Henri Le Sidaner/Un peintre dans le jardin

Il y a 80 ans, le 16 juillet 1939, le peintre postimpressionniste français Henri Le Sidaner s’est éteint. Il est nettement moins connu que Claude Monet avec lequel il partageait une passion pour les jardins. Le jardin de sa maison de Gerberoy a été restauré il y a quelques années et a été officiellement labellisé « Jardin remarquable ».

En 1901, par l’intermédiaire de son ami le sculpteur Auguste Rodin, Le Sidaner loue une maison de villégiature à Gerberoy, un petit village médiéval de l’Oise situé entre Beauvais et Amiens. Succombant au charme du village endormi, trois ans plus tard, il fait l’acquisition de la maison qui était, en réalité, un ancien monastère attenant à l’église et entouré d’un grand verger. Au fil des années, il agrandit sa propriété et y aménage peu à peu un grand jardin qui, comme celui de Claude Monet, deviendra une source d’inspiration importante pour ses tableaux.

Contrairement à Monet qui, à Giverny, planta principalement des plates-bandes colorées avec des fleurs aux couleurs vives, à Gerberoy, Le Sidaner a opté pour un jardin monochrome. Il a transformé l’ancien verger devant la maison en « jardin blanc », composé d’une pelouse centrale flanquée en bordure d’œillets blancs et de tulipes, et de talus garnis d’hortensias blancs et de rosiers blancs. S’inspirant des jardins baroques des îles Borromées du lac Majeur, dans le nord de l’Italie, il a utilisé les ruines de l’ancien château fortifié qui se trouvait derrière sa maison comme toile de fond pour l’aménagement d’un « jardin en terrasses à l’italienne », lui aussi planté d’une multitude de rosiers et d’hortensias et de nombreux cyprès pour rappeler l’Italie.

Sur la terrasse qui surplombe le jardin à l’italienne, Le Sidaner a installé un petit atelier estival, qu’il a lui-même conçu, et aménagé une pergola en orme.

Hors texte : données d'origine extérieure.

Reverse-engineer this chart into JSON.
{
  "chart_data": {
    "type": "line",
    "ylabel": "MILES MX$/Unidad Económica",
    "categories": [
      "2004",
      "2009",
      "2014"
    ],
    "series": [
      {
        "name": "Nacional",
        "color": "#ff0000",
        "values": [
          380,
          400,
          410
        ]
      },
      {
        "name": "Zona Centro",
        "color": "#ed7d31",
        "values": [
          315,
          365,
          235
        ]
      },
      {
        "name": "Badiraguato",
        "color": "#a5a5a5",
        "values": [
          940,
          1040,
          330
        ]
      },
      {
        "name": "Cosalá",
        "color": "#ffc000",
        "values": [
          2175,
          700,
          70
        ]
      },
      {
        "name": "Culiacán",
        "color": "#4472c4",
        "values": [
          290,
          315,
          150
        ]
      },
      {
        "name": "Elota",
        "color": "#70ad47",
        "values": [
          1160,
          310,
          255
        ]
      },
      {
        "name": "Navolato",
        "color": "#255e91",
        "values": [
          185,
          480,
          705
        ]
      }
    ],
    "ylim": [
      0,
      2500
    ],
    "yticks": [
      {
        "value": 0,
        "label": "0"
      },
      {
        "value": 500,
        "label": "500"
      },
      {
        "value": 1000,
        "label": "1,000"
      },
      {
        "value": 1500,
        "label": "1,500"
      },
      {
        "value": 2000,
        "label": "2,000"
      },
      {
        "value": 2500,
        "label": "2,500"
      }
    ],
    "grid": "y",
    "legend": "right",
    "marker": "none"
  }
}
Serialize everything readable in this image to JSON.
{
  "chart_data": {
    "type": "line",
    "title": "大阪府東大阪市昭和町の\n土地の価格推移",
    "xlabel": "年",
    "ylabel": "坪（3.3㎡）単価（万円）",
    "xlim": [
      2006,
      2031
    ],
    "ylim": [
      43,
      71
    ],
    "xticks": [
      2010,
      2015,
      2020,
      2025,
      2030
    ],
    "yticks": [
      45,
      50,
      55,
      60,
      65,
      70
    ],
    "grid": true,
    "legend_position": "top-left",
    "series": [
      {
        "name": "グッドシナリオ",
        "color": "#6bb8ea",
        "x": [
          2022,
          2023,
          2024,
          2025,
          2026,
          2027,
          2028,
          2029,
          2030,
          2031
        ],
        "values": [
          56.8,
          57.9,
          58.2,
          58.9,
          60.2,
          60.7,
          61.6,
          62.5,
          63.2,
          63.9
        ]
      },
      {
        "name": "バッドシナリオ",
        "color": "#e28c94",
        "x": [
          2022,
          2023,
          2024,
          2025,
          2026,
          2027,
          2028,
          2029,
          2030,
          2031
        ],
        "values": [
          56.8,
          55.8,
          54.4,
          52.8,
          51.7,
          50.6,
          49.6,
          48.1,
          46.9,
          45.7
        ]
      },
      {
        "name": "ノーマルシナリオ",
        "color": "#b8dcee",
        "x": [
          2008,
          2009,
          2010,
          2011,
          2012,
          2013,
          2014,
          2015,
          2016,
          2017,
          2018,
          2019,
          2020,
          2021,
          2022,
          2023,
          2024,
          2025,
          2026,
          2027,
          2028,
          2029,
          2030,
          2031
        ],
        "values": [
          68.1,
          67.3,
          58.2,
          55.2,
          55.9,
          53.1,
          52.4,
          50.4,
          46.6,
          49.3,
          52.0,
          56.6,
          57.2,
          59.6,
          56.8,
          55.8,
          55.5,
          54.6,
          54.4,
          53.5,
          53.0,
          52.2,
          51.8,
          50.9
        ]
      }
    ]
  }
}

Une roseraie composée d’une collection de roses parfumées, en particulier dans les tons rose et rouge, complète l’ensemble. Au point culminant de la propriété, il a aménagé un jardin jaune et bleu réalisé avec des iris, des lys, des géraniums, des soucis et des pervenches.

 

À Gerberoy, Le Sidaner, le maître du paysage intime a développé son propre style : la table dressée. Alors qu’auparavant, il peignait principalement des paysages et des scènes urbaines intimistes au cours des quatre saisons, à Gerberoy, il s’est mis à réaliser des dizaines de natures mortes avec des tables dressées dans le jardin. Admiratif de l’œuvre de Le Sidaner, le poète belge Émile Verhaeren, souvent invité chez Gerberoy, a écrit : « Cet artiste réussit à évoquer le silence et c’est peut-être pour cette raison que ses toiles retiennent notre attention ».

Ces dernières années, le jardin a été soigneusement restauré par la petite-fille de Le Sidaner et ouvert au public en 2008. En 2013, le jardin a reçu le label officiel « Jardin remarquable », délivré par le ministère français de la Culture.